Vários
dos meus melhores amigos, quando eu era criancinha, eram de desenhos animados e
de gibis. Eles eram tão legais quanto os melhores amigos da vida. Ninguém
brigava comigo, nem os amigos de verdade e nem os dos desenhos e das histórias
em quadrinhos, que também eram “de verdade” para minha imaginação infantil; os
amigos dos desenhos só brigavam entre si na TV e nas revistas, mas ninguém
nunca se machucava – ou não se machucava muito – ou morria. Nos gibis do
Gasparzinho, os fantasmas e os diabinhos também não morriam. Ninguém morria,
nem os mortos.
Lembro de
uma visita à tarde de uma tia lá no apê da minha infância. Ela ficava abismada
toda vez que via um amigo meu atirando no outro na TV. Achava os desenhos muito
violentos.
- É
normal tia, ninguém morre de verdade.
Bem nesta
hora em que esta minha tia apareceu em casa sem eu saber, o Jerry matou o Tom
com um tiro. Ele não foi pro céu e voltou. Ele morreu mesmo, da famosa morte
matada.
- Viu, te
falei! As pessoas morrem sim – ela implicou.
Lá se foi uma inocência.
Esta crônica foi publicada no Jornal da Cidade (Poços de Caldas) em 23 de setembro de 2017. É uma versão levemente reescrita, com um final que julgo muito melhor, do meu miniconto autobiográfico Comsat Angels, publicado aqui no blog em 23 de novembro de 2015 e agora despojado de seus poucos elementos ficcionais.
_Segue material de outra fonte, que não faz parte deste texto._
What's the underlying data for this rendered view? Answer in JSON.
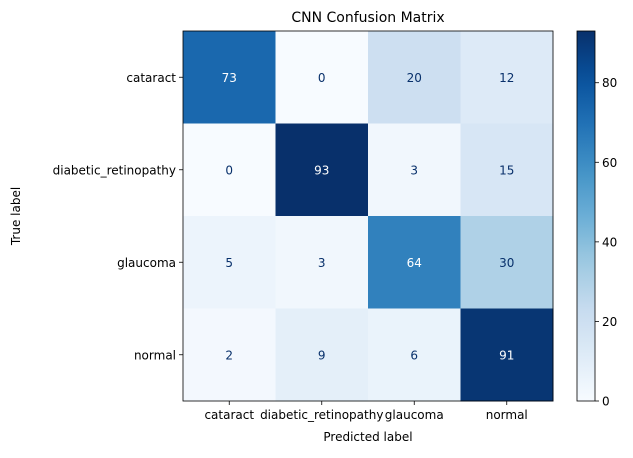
{
  "chart_data": {
    "type": "heatmap",
    "title": "CNN Confusion Matrix",
    "xlabel": "Predicted label",
    "ylabel": "True label",
    "x_categories": [
      "cataract",
      "diabetic_retinopathy",
      "glaucoma",
      "normal"
    ],
    "y_categories": [
      "cataract",
      "diabetic_retinopathy",
      "glaucoma",
      "normal"
    ],
    "matrix": [
      [
        73,
        0,
        20,
        12
      ],
      [
        0,
        93,
        3,
        15
      ],
      [
        5,
        3,
        64,
        30
      ],
      [
        2,
        9,
        6,
        91
      ]
    ],
    "colorbar": {
      "min": 0,
      "max": 93,
      "ticks": [
        0,
        20,
        40,
        60,
        80
      ],
      "colormap": "Blues"
    }
  }
}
O estilo, imitando a escrita infantil, foi fortemente influenciado pela leitura do livro Brinquedo, de Aran Carriel. O título é justamente uma tradução aproximada de Comsat Angels e homenageia a banda inglesa pós punk de mesmo nome. A capa escaneada do gibi do Brasinha foi tirada de um site de HQ e creio que não infringe - ao menos espero que não infrinja - nenhum direito autoral, por ser um registro histórico de uma revista já extinta. Já a havia usado de ilustração na postagem do texto original.